While this should be combined with a review of how various property types are assessed, the SPF said it should make for a closer relationship between the property market and the rates assessment, rather than gaps of up to seven years which allowed the rating system to become hugely disconnected with market reality.

Paul Curran

Paul Curran

Paul Curran, chairman of the Scottish Property Federation, said: “With the supply of new offices and industrial stock at very low levels, the SPF has strongly argued that the sector needed a positive signal to boost investment and the jobs brought by new commercial developments.  The Barclay proposals are hugely welcome and we encourage the Scottish Government to adopt them as soon as possible.
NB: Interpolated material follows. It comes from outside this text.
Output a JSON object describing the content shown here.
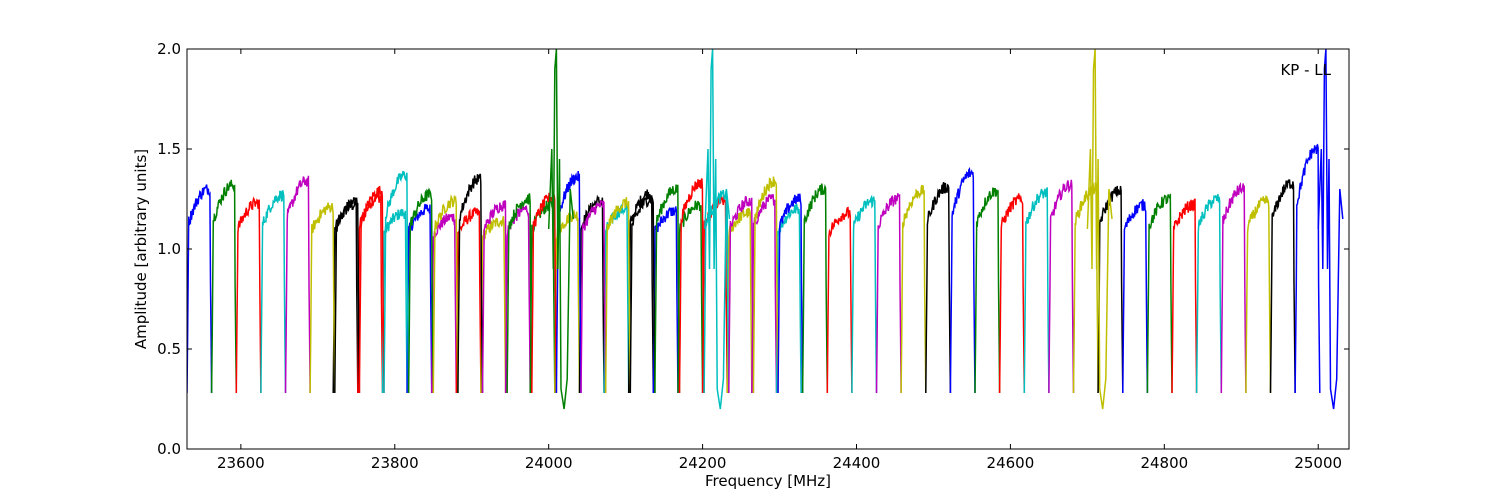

“We very much welcome the review’s recommendations to reduce Scottish large business supplement to the same level as its English equivalent in 2020/21 – therefore bringing about a level playing field across the UK and ensuring that the Scottish real estate market remains competitive with our neighbours south of the border.

“Amongst some of the good news we are concerned about the recommendation on rates relief for listed buildings which often provide complex redevelopment challenges. The loss of this relief after two years may make investors think twice about re-developing such buildings to bring them back into use and we will continue working with Government to make them aware of these challenges.”

Plan to reassess “potentially distorting” Small Business Bonus Scheme were among several positive proposals described by RICS Scotland as “a welcome addition to the debate” surrounding Scotland’s competitiveness in the global marketplace.

Gail Hunter

Gail Hunter

RICS Scotland director, Gail Hunter, said: “This report has been keenly anticipated by the sector, and there are a number of recommendations which can be implemented quickly and with relative ease, giving breathing space for many rate payers

“When this review was announced, RICS expressed concerns over the stated aim to ensure recommendations were revenue neutral. RICS did not believe this was the correct approach, on the basis that the Scottish Government does not base this position on meeting any costs from policy changes in relation to other types of taxes.

“Throughout the report, there is recognition of the professionalism of rating practitioners and assessors in Scotland, which RICS strongly supports.

“RICS looks forward to hearing the thoughts of the Scottish Government and, in particular, from the Finance Secretary, who, having made changes to the non-domestic rates regime in the Scottish Budget last year, pledged to move quickly on the report’s recommendations.”

Hew Edgar

Hew Edgar

Policy manager Hew Edgar added: “The publication of this report is a welcome addition to the debate surrounding business rates.

“The proposal to introduce rates relief for extended or improved property may encourage expansion and business growth, while three-yearly revaluations would improve fairness and ensure rateable values are more reflective of market conditions. They would also negate the need for transitional relief.

“RICS has previously highlighted the potential of the Small Business Bonus Scheme (SBBS) to distort markets by offering a benefit to small businesses over others or, in some instances, act as a disincentive for small business owners to grow their business. In light of this, the proposal to review this is welcome, and RICS will participate fully in any such work. We will also undertake a full-scale review of the report’s recommendations and findings, and give feedback next month.”